Monday, May 05, 2008

Öyvind Fahlström also has a widow



Many artists have created games to satisfy their aesthetic and political longings, Duchamp a prime example. Then there is the singular case of Öyvind Fahlström (1928-1976), painter, installation artist, poet, critic, creator of happenings, co-conspirator with Robert Rauschenberg and Billy Kluver. Within a very varied body of work, he produced several world political paintings with movable magnetic elements in the early 1970s, modeled after the famous Monopoly game board, dealing with the Vietnam War and with the global realpolitik of emerging nations in the Third World.

I do not believe Parker Brothers ever went to court for copyright infringement in this matter, but at the time there was no possibility of putting it on the internet and no concomitant threat of commercial exploitation. The board game pieces were one offs, or at most small editions. Still, Fahlström was decidedly subversive, anti-authoritarian and leftist, as well as an early adopter of new or alternative media in his work. Had the possibility of widespread internet dissemination been available, it is quite possible he would have used it, and then landed in legal hot water.

A Parker Brothers lawsuit against Fahlström would have come from the usual defenders, the pitbulls of corporate intellectual property. But the legal harassment Alex Galloway is currently receiving from Guy Debord's widow is particularly ironic, in that it unexpectedly emanates from within anarchist/Marxist/Situationist circles, from what one might assume to be friendly quarters. Were there not in fact a real live lawsuit, the whole thing would seem staged, like a prank or post-Structuralist agitprop performance: let's sue for copyright infringement in the name of Debord, who never met a © he didn't want to deface.
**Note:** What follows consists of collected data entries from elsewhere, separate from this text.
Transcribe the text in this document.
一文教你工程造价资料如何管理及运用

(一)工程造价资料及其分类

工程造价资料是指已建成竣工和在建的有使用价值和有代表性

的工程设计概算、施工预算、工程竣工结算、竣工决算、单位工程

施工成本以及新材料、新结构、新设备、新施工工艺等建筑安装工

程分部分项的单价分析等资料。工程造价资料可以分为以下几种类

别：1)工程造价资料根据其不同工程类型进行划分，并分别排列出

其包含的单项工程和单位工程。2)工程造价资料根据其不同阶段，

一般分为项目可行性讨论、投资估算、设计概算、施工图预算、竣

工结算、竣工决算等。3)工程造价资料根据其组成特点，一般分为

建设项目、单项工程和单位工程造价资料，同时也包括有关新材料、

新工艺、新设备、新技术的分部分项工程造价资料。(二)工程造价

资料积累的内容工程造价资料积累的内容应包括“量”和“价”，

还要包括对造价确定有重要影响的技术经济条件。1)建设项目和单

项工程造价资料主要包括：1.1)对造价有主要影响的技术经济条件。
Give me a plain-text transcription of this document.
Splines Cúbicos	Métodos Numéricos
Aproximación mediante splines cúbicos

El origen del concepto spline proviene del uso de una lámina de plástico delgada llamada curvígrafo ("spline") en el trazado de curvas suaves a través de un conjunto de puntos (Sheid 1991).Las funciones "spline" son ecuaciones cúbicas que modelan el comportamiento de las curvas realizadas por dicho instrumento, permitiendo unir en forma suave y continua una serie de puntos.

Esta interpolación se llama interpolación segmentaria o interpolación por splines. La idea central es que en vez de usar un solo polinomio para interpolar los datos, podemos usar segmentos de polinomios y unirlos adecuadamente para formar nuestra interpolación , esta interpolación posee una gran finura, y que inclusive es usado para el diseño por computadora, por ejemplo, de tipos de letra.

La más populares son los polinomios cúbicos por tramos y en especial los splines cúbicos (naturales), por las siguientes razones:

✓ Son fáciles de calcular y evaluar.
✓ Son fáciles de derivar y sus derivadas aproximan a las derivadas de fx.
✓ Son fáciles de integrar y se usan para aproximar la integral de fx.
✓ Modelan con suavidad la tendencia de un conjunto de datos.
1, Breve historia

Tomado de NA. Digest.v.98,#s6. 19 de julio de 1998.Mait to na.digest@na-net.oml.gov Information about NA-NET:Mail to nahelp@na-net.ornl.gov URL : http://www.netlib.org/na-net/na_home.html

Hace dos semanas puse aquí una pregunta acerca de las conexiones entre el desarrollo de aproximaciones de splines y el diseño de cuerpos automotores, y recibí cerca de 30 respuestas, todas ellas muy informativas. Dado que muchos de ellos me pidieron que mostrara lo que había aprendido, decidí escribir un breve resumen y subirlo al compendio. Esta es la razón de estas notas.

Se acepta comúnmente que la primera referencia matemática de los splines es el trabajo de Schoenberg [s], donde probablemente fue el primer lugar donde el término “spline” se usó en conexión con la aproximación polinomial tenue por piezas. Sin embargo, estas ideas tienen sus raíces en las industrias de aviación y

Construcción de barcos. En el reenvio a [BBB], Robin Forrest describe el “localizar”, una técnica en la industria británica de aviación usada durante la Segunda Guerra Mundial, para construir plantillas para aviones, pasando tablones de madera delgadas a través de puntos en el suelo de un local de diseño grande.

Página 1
We can carry the irony one step further. Should anyone now wish to disseminate Fahlström’s games online, or possibly even re-interpret the Monopoly board from his particular perspective, without first gaining the proper permission and satisfying strict protocols from his estate, they would most likely meet strenuous opposition if not an actual lawsuit from another overly protective art widow: Sharon Avery Fahlström.